Quando la temperatura del terreno sale sopra lo zero, i microrganismi distruggono la materia organica nel terreno. I gas serra - tra cui anidride carbonica, metano e protossido di azoto - vengono rilasciati nell'atmosfera, accelerando il riscaldamento globale. I suoli nella regione del permafrost contengono il doppio di carbonio di quanto ne contiene l'atmosfera, quasi 1.600 miliardi di tonnellate.

Quale frazione del permafrost si decomporrà per prima? Il Carbonio sarà rilasciato all'improvviso, o filtrerà lentamente? Queste sono solo le prime due domande alle quali gli scienziati vogliono trovare risposte, prima che il danno ci porti al punto di non ritorno.

Gli attuali modelli di rilascio di gas serra e clima presuppongono che il permafrost si disgeli gradualmente dalla superficie verso il basso. Gli strati più profondi di materia organica saranno esposti per decenni o addirittura secoli e alcuni modelli stanno già iniziando a seguire questi lenti cambiamenti.

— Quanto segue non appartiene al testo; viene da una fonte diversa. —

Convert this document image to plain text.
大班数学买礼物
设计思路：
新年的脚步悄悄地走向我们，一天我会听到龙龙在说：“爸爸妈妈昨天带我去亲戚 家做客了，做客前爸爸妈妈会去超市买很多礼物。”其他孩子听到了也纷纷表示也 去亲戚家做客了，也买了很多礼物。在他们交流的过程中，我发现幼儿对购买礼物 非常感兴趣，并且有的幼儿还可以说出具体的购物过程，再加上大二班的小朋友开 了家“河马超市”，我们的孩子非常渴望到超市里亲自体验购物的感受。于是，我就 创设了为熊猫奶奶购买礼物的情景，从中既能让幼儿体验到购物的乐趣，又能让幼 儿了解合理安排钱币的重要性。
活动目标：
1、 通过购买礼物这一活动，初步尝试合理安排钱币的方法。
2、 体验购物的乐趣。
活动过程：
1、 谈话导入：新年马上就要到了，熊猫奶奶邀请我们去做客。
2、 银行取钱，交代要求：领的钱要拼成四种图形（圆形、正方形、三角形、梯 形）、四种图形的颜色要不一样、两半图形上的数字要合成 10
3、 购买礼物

Ma i modelli stanno ignorando un problema ancora più preoccupante. Il terreno ghiacciato non blocca solo il carbonio: tiene fisicamente insieme il paesaggio. Attraverso le regioni artiche e boreali, il permafrost sta collassando improvvisamente, le sacche di ghiaccio al suo interno si stanno sciogliendo velocemente. Invece di pochi centimetri di terreno che si scongelano ogni anno, diversi metri di terreno possono essere destabilizzati in pochi giorni o settimane. La terra può affondare o essere inondata da improvvisi laghi e zone umide.

Lo scongelamento improvviso del permafrost è drammatico. Tornando ai siti in Alaska, ad esempio, spesso scopriamo che le terre che erano state ricoperte da foreste un anno fa sono ora coperte da laghi. I fiumi che una volta scorrevano liberi sono densi di sedimenti. I fianchi delle colline possono liquefare, a volte portando con sé attrezzature scientifiche sensibili.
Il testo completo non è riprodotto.